I started to get a sinking feeling. I searched around in the level for a view that would confirm my suspicion, and when I found a clear enough view of some angled geometry I saw the tell-tale mid-polygon affine swim in the texture as I rotated. They were using the software rasterizer on the iPhone. [..] The developers came back and said it [rewriting it for OpenGL] would take two months and exceed their budget.
[..] I told them to just send the project to me and I would do it myself. [..] my off the cuff estimate of "Two days!" was optimistic, but I did get it done in four
To be fair, it's probably 10x harder to repurpose someone else's code than to repurpose your own. So it probably would've taken anywhere from 40-60 days for someone else to do it. Plus, Carmack's code isn't exactly clear. :)
Have you ever gone back and looked at your own code that is ~2 years old?
It usually takes some time for me to get familiar with what I was trying to achieve, I should comment more, but what I'm trying to get at is that code that ~18 years old is probably very different from the code you're making today.

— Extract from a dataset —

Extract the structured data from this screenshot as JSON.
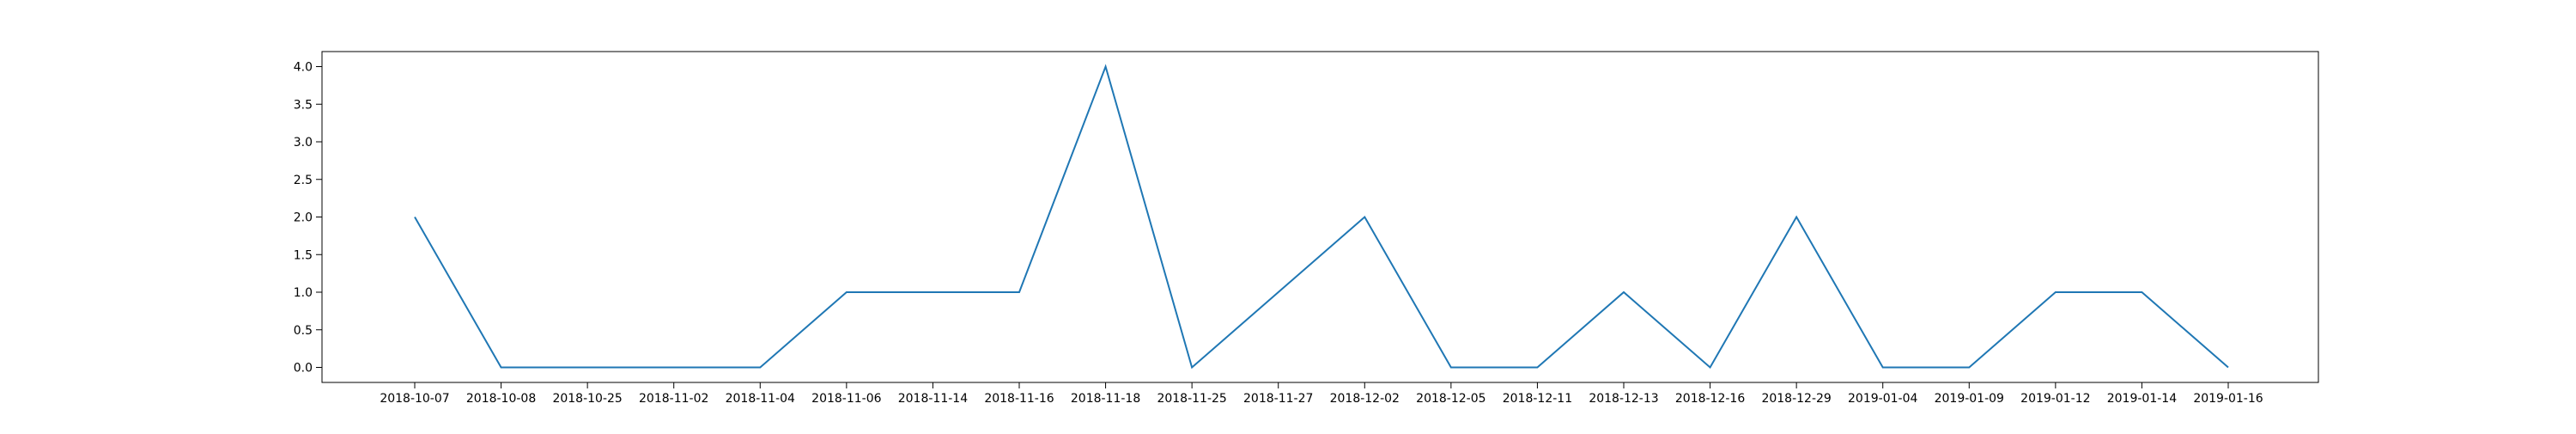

Yes, however if you wrote the code you can remember "where things come from", why things are the way they are (you have a vague recollection of refactorings) and that helps for perspective. A third-party can't do that.
Wonder how it compares with Quake for Pocket PC which I used to play about 4 years ago. Tricky to reproduce all the controls without many buttons but hopefully they'll come up with something. The accelerometer might come in handy.
Yep, still has the ability to induce motion sickness. My thumbs are slightly too big for the controls it seems but I'm glad they didn't use tilt controls, that really doesn't work for me.
You can also get the source code for it at ftp://www.idsoftware.com/idstuff/wolf3d/wolf3d_iphone_v1.0_src.zip if you want to play around with iPhone development.